The study’s findings are expressed in terms the implications for ‘resources’ (“quantity of oil, gas or coal remaining that is recoverable over all time with both current and future technology, irrespective of current economic conditions”) and ‘reserves’ (“subset of resources defined to be recoverable under current economic conditions and have a specific probability of being produced”). 

A large share of current gas, oil and coal reserves should remain unused until 2050 to meet the 2°C target. Results with respect to reserves: 82% of coal, 49% of gas and 33% of oil remains unburned before 2050. For coal, the United States and Former Soviet Union countries use less than 10% of current coal reserves, leaving over 200 Gt reserves unburned. China and India use 34% of reserves but leave unburned nearly 200 Gt of current coal reserves. The Middle East carries over half of the unburnable oil in the world, and leaves 38% of its reserves (260 billion barrels) in the ground. The Middle East also holds half of the world’s unburnable gas reserves (leaving 61% unburned) and the Former Soviet countries hold one third (leaving 50% unburned). 

The results with respect to resources include: the vast majority of resources of coal and unconventional oil remain unburned. Over 80% of unconventional gas resources are unburnable before 2050 while the Middle East holds the largest share of unburnable resources of conventional oil. 99% of Canada and Venezuela’s extra-heavy oil resources are unburnable, and all Arctic resources are unburnable. 

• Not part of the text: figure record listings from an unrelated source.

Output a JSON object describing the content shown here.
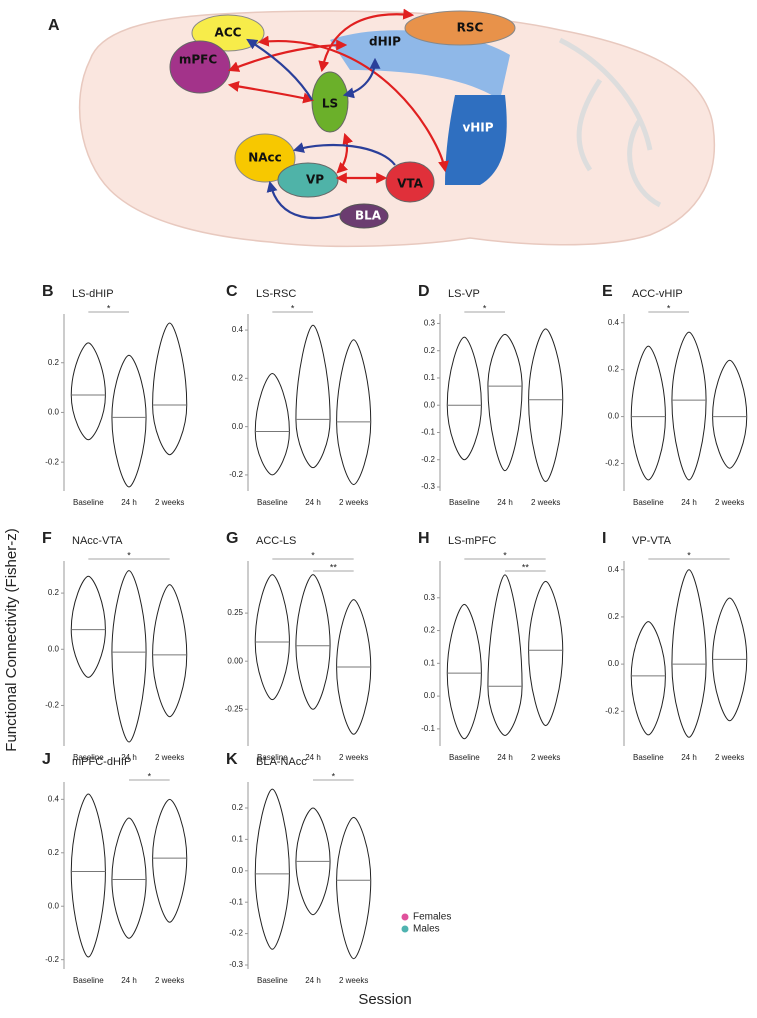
{
  "diagram": {
    "label": "A",
    "nodes": [
      {
        "label": "ACC"
      },
      {
        "label": "mPFC"
      },
      {
        "label": "RSC"
      },
      {
        "label": "dHIP"
      },
      {
        "label": "LS"
      },
      {
        "label": "vHIP"
      },
      {
        "label": "NAcc"
      },
      {
        "label": "VP"
      },
      {
        "label": "VTA"
      },
      {
        "label": "BLA"
      }
    ]
  },
  "figure": {
    "ylabel": "Functional Connectivity (Fisher-z)",
    "xlabel": "Session",
    "legend": [
      {
        "name": "Females",
        "color": "#e0529c"
      },
      {
        "name": "Males",
        "color": "#4fb3b0"
      }
    ]
  },
  "chart_data": [
    {
      "type": "violin",
      "label": "B",
      "title": "LS-dHIP",
      "categories": [
        "Baseline",
        "24 h",
        "2 weeks"
      ],
      "ylim": [
        -0.3,
        0.38
      ],
      "yticks": [
        -0.2,
        {
          "value": 0,
          "label": "0.0"
        },
        0.2
      ],
      "groups": [
        {
          "min": -0.11,
          "median": 0.07,
          "max": 0.28
        },
        {
          "min": -0.3,
          "median": -0.02,
          "max": 0.23
        },
        {
          "min": -0.17,
          "median": 0.03,
          "max": 0.36
        }
      ],
      "significance": [
        {
          "pair": [
            "Baseline",
            "24 h"
          ],
          "label": "*"
        }
      ]
    },
    {
      "type": "violin",
      "label": "C",
      "title": "LS-RSC",
      "categories": [
        "Baseline",
        "24 h",
        "2 weeks"
      ],
      "ylim": [
        -0.25,
        0.45
      ],
      "yticks": [
        -0.2,
        {
          "value": 0,
          "label": "0.0"
        },
        0.2,
        0.4
      ],
      "groups": [
        {
          "min": -0.2,
          "median": -0.02,
          "max": 0.22
        },
        {
          "min": -0.17,
          "median": 0.03,
          "max": 0.42
        },
        {
          "min": -0.24,
          "median": 0.02,
          "max": 0.36
        }
      ],
      "significance": [
        {
          "pair": [
            "Baseline",
            "24 h"
          ],
          "label": "*"
        }
      ]
    },
    {
      "type": "violin",
      "label": "D",
      "title": "LS-VP",
      "categories": [
        "Baseline",
        "24 h",
        "2 weeks"
      ],
      "ylim": [
        -0.3,
        0.32
      ],
      "yticks": [
        -0.3,
        -0.2,
        -0.1,
        {
          "value": 0,
          "label": "0.0"
        },
        0.1,
        0.2,
        0.3
      ],
      "groups": [
        {
          "min": -0.2,
          "median": 0,
          "max": 0.25
        },
        {
          "min": -0.24,
          "median": 0.07,
          "max": 0.26
        },
        {
          "min": -0.28,
          "median": 0.02,
          "max": 0.28
        }
      ],
      "significance": [
        {
          "pair": [
            "Baseline",
            "24 h"
          ],
          "label": "*"
        }
      ]
    },
    {
      "type": "violin",
      "label": "E",
      "title": "ACC-vHIP",
      "categories": [
        "Baseline",
        "24 h",
        "2 weeks"
      ],
      "ylim": [
        -0.3,
        0.42
      ],
      "yticks": [
        -0.2,
        {
          "value": 0,
          "label": "0.0"
        },
        0.2,
        0.4
      ],
      "groups": [
        {
          "min": -0.27,
          "median": 0,
          "max": 0.3
        },
        {
          "min": -0.27,
          "median": 0.07,
          "max": 0.36
        },
        {
          "min": -0.22,
          "median": 0,
          "max": 0.24
        }
      ],
      "significance": [
        {
          "pair": [
            "Baseline",
            "24 h"
          ],
          "label": "*"
        }
      ]
    },
    {
      "type": "violin",
      "label": "F",
      "title": "NAcc-VTA",
      "categories": [
        "Baseline",
        "24 h",
        "2 weeks"
      ],
      "ylim": [
        -0.33,
        0.3
      ],
      "yticks": [
        -0.2,
        {
          "value": 0,
          "label": "0.0"
        },
        0.2
      ],
      "groups": [
        {
          "min": -0.1,
          "median": 0.07,
          "max": 0.26
        },
        {
          "min": -0.33,
          "median": -0.01,
          "max": 0.28
        },
        {
          "min": -0.24,
          "median": -0.02,
          "max": 0.23
        }
      ],
      "significance": [
        {
          "pair": [
            "Baseline",
            "2 weeks"
          ],
          "label": "*"
        }
      ]
    },
    {
      "type": "violin",
      "label": "G",
      "title": "ACC-LS",
      "categories": [
        "Baseline",
        "24 h",
        "2 weeks"
      ],
      "ylim": [
        -0.42,
        0.5
      ],
      "yticks": [
        -0.25,
        {
          "value": 0,
          "label": "0.00"
        },
        0.25
      ],
      "groups": [
        {
          "min": -0.2,
          "median": 0.1,
          "max": 0.45
        },
        {
          "min": -0.25,
          "median": 0.08,
          "max": 0.45
        },
        {
          "min": -0.38,
          "median": -0.03,
          "max": 0.32
        }
      ],
      "significance": [
        {
          "pair": [
            "Baseline",
            "2 weeks"
          ],
          "label": "*"
        },
        {
          "pair": [
            "24 h",
            "2 weeks"
          ],
          "label": "**"
        }
      ]
    },
    {
      "type": "violin",
      "label": "H",
      "title": "LS-mPFC",
      "categories": [
        "Baseline",
        "24 h",
        "2 weeks"
      ],
      "ylim": [
        -0.14,
        0.4
      ],
      "yticks": [
        -0.1,
        {
          "value": 0,
          "label": "0.0"
        },
        0.1,
        0.2,
        0.3
      ],
      "groups": [
        {
          "min": -0.13,
          "median": 0.07,
          "max": 0.28
        },
        {
          "min": -0.12,
          "median": 0.03,
          "max": 0.37
        },
        {
          "min": -0.09,
          "median": 0.14,
          "max": 0.35
        }
      ],
      "significance": [
        {
          "pair": [
            "Baseline",
            "2 weeks"
          ],
          "label": "*"
        },
        {
          "pair": [
            "24 h",
            "2 weeks"
          ],
          "label": "**"
        }
      ]
    },
    {
      "type": "violin",
      "label": "I",
      "title": "VP-VTA",
      "categories": [
        "Baseline",
        "24 h",
        "2 weeks"
      ],
      "ylim": [
        -0.33,
        0.42
      ],
      "yticks": [
        -0.2,
        {
          "value": 0,
          "label": "0.0"
        },
        0.2,
        0.4
      ],
      "groups": [
        {
          "min": -0.3,
          "median": -0.05,
          "max": 0.18
        },
        {
          "min": -0.31,
          "median": 0,
          "max": 0.4
        },
        {
          "min": -0.24,
          "median": 0.02,
          "max": 0.28
        }
      ],
      "significance": [
        {
          "pair": [
            "Baseline",
            "2 weeks"
          ],
          "label": "*"
        }
      ]
    },
    {
      "type": "violin",
      "label": "J",
      "title": "mPFC-dHIP",
      "categories": [
        "Baseline",
        "24 h",
        "2 weeks"
      ],
      "ylim": [
        -0.22,
        0.45
      ],
      "yticks": [
        -0.2,
        {
          "value": 0,
          "label": "0.0"
        },
        0.2,
        0.4
      ],
      "groups": [
        {
          "min": -0.19,
          "median": 0.13,
          "max": 0.42
        },
        {
          "min": -0.12,
          "median": 0.1,
          "max": 0.33
        },
        {
          "min": -0.06,
          "median": 0.18,
          "max": 0.4
        }
      ],
      "significance": [
        {
          "pair": [
            "24 h",
            "2 weeks"
          ],
          "label": "*"
        }
      ]
    },
    {
      "type": "violin",
      "label": "K",
      "title": "BLA-NAcc",
      "categories": [
        "Baseline",
        "24 h",
        "2 weeks"
      ],
      "ylim": [
        -0.3,
        0.27
      ],
      "yticks": [
        -0.3,
        -0.2,
        -0.1,
        {
          "value": 0,
          "label": "0.0"
        },
        0.1,
        0.2
      ],
      "groups": [
        {
          "min": -0.25,
          "median": -0.01,
          "max": 0.26
        },
        {
          "min": -0.14,
          "median": 0.03,
          "max": 0.2
        },
        {
          "min": -0.28,
          "median": -0.03,
          "max": 0.17
        }
      ],
      "significance": [
        {
          "pair": [
            "24 h",
            "2 weeks"
          ],
          "label": "*"
        }
      ]
    }
  ]
}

Notably, the use of carbon capture storage is estimated to have relatively modest effects on the overall fossil fuels that can be produced before 2050 in a 2°C scenario.  

The article concludes that stark transformation is needed in our understanding of fossil fuel availability as large proportions of the reserve base and a greater proportion of the resource base would not be produced under a 2°C scenario. 

The article highlights that there is a global emissions budget that requires a large proportion of fossil fuels to remain unextracted. In some countries, the proportion of fossil fuels that must not be extracted is incredibly high, making it difficult to justify extraction under a 2°C scenario. The article challenges arguments that individual country producers can continue producing and still be Paris-aligned. 


Note the article updates McGlade & Ekins (2014) and that a more recent paper that draws on the same model considers the distribution of unused fossil fuels under a 1.5C scenario (see Welsby et al (2021)).